Más de siete millones de personas en todo México participamos el pasado martes en un megasimulacro, durante la conmemoración de los 32 años del devastador sismo del 19 de septiembre de 1985.
Dos horas después nos enfrentamos a un sismo real de 7,1, de magnitud, que sembró el pánico en Ciudad de México y en todo el país.
Yo me encontraba en mi hora de almuerzo, era exactamente la 1:14 de la tarde, y estaba en mi casa, a pocas cuadras de la Universidad Tecmilenio, sede Toluca, donde estudio una maestría en administración de negocios y trabajo en el área de nuevas vinculaciones.
Hablaba con mi tía y mi prima, todas colombianas, sobre lo ocurrido hace 32 años y cómo la gente no había tomado en serio el simulacro de la mañana después de que 13 días antes habíamos vivido un sismo.
De repente el mundo se nos empezó a sacudir, estábamos a pocos metros de la puerta, pero yo era incapaz de abrir, no podía girar la perilla.
En medio de los gritos angustiosos de mi tía, salimos, y mientras corríamos empecé a ver cómo caían escombros y vidrios de un banco que está justo al lado de mi casa.
Creo que por unos segundos quedé paralizada viendo todo lo que sucedía a mi alrededor, hasta que me trajo de regreso un sacudón de mi tía que me jalaba para que me alejara del peligro.
Fueron los segundos más largos de mi vida, estaba a la expectativa de que una casa o un edificio se cayera, pues se movían como gelatina.
Pasado el sismo me di cuenta de que había salido sin zapatos, pero en lo primero que pensé fue en avisar a mi mamá en Colombia que estaba bien, antes de que la noticia se propagara. Logré enviarle una nota de voz diciéndole: 'Acaba de temblar pero estamos bien', y unos cinco minutos después la red de telefonía colapsó, también nos quedamos sin energía y sin gas.

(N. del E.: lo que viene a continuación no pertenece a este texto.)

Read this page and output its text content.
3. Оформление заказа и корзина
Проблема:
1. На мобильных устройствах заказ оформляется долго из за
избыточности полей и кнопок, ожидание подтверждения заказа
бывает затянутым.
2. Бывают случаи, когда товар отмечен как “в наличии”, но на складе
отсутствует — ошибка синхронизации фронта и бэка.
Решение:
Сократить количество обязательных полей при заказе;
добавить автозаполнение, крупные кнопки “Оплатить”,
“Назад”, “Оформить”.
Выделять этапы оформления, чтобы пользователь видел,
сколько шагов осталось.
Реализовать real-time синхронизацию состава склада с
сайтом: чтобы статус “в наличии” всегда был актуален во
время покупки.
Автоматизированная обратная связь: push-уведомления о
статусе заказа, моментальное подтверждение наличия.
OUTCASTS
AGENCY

No sabíamos la magnitud de lo ocurrido, pues estábamos sin acceso a ningún medio de comunicación. Durante las dos horas que estuvimos sin electricidad estaba muy preocupada por mis compañeros de trabajo. Nuestra oficina se encuentra en el segundo piso de un edificio de cinco niveles con cerca de 2.000 estudiantes. Estaba segura de que la evacuación fue caótica.
Cuando logré establecer comunicación con mis amigos y compañeros me enteré de que tres miembros de una familia maravillosa que me recibió con los brazos abiertos desde mi llegada a este país están desaparecidos dentro de un colegio que colapsó. No me la creía, estuve toda la tarde esperando noticias, rogando a Dios por sus vidas, pues dos de ellos son unos niños apenas.
Recibí llamadas y mensajes en los que entidades oficiales recomendaban por precaución abastecerse de agua, enlatados, linternas, pitos, un botiquín, y como no teníamos nada de lo mencionado en casa tuvimos que ir al supermercado y allí nos encontramos con muchas personas en pánico buscando lo mismo; corría el rumor de que se esperaba un sismo más fuerte en las horas de la noche.
A pesar de ser partidaria de no entrar en pánico y de no creer en cualquier tipo de información, por precaución descargué una aplicación en mi celular que me envía mensajes cada vez que exista un movimiento telúrico cerca de mi ubicación, además de empezar a seguir la página del Servicio Sismológico Nacional de México.
No sé qué tan buena idea fue esto, a la 1 de la mañana que logré dormir, mi aplicación marcaba 23 réplicas y las confirmaba con la página y eran reales. Fue una noche larga.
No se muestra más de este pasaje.